这就好比飞机工程师这么工作:先做一个螺旋桨发动机,再改进它,不能全拆掉重新设计,一次只能更换一个零件,所有的零件都不能废弃不用,渐渐地把螺旋桨发动机改造为喷气式发动机,每个部件的功能还得比以前更先进。
关于这方面的内容,有一个有趣的假说。“三位一体的大脑”(triune brain)假说是 Paul MacLean 于上世纪60年代提出的理论。此理论根据在进化史上出现的先后顺序,将人类大脑分成“爬行动物脑”、“古哺乳动物脑”和“新哺乳动物脑”三大部分。简单地说,“新哺乳动物脑”控制着认知功能,包括语言理解、学习和记忆、推理和计划等等;“古哺乳动物脑”关系着社交、互惠和育儿等从早期哺乳动物就开始具备的行为;“爬行动物脑”则与保护领土、仪式化和其他类似的爬行动物行为相关。
所以说,人类的大脑不是一蹴而就的整体设计的产物。就像一台七拼八凑的电脑,CPU 是新的,主板却是老的,老的主板不能很好地兼容新的 CPU,结果 CPU 的性能便不能很好地发挥出来。
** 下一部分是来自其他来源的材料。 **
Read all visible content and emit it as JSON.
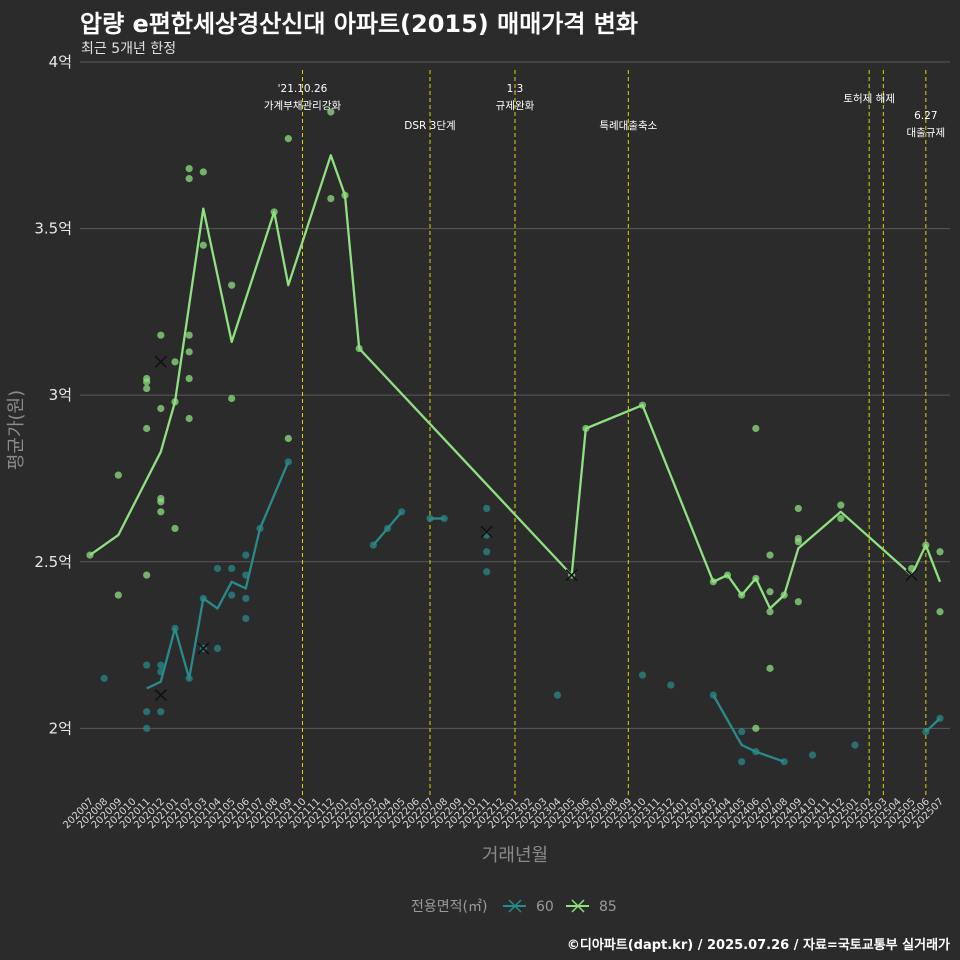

我们在进化上比较新近的“新哺乳动物脑”拥有强大的计划、决策和认知能力,但是我们的“古哺乳动物脑”和“爬行动物脑”却总是无法在一些原始诱惑或恐吓面前做到淡定。正是因为我们大脑中的这些原始“模块”的存在,我们的高级脑结构需要不断地抑制原始大脑所控制的冲动的想法和行动,并发展出一些挽救性的措施。
前额叶皮层是人类大脑最高级的部位,负责控制大多数认知的过程,以保证复杂行为被有序、适度地执行。其中,行为抑制(behavioral inhibition)是一项重要的“刹车”机制。它通过调整认知和运动过程,最终阻止某些外显行为的执行,包括运动抑制、抵制诱惑、延迟满足和冲动控制。如果前额叶不能正常启动行为抑制过程,将导致冲动、强迫和注意缺陷(例如,ADHD)等症状。所以,我们会听说某些人在前额叶损伤之后,会变得冲动易怒,有暴力倾向。这同样也是为什么很多“脑子不太好使”的人会倾向于做出一些危害社会的举动。这里的“脑子”不太好使,主要指的是人家前额叶的功能低下。
关于大脑的这一缺陷,大家在日常生活中也都会深有体会。比如,我们有时候会因为被愤怒冲昏了头脑,而干出一些不可思议的行为。再比如,热恋的时候,我们看到同性和伴侣聊天就会嫉妒心起,有时甚至会大打出手。那些时候,其实我们的大脑已经被原始大脑所主导,新近进化出来的高级大脑没能阻止原始大脑的行动。
某些由原始大脑所控制的行为,甚至已经深深地“编码”在我们的大脑之中,我们需要付出巨大的努力才能克服这些想法。比如,你面前有一条毒牙被拔掉了的小蛇,你敢用手去抓么?虽然你的高级大脑的强大认知能力让你确信这条蛇不会对你造成伤害,完全不用担心,但是你的原始大脑却根本不理会。如果你多接触这些无毒的蛇,多抓它们几次,久而久之你就不会怕了,这叫去敏感化。去敏感化就是我们的高级大脑试图“说服”原始大脑相信某些刺激是对人无害的方式(哎,原始大脑就像一个呆板倔强的小宝宝)。
所以说,人类的大脑不是被“设计”的,而是进化而来的。如果硬要挑毛病的话,我认为最大的缺陷就是各个脑区在进化史上出现的时间不一致,导致后期出现的脑结构不得不“将就”先前出现的脑结构,进而导致大脑的工作方式不够完美。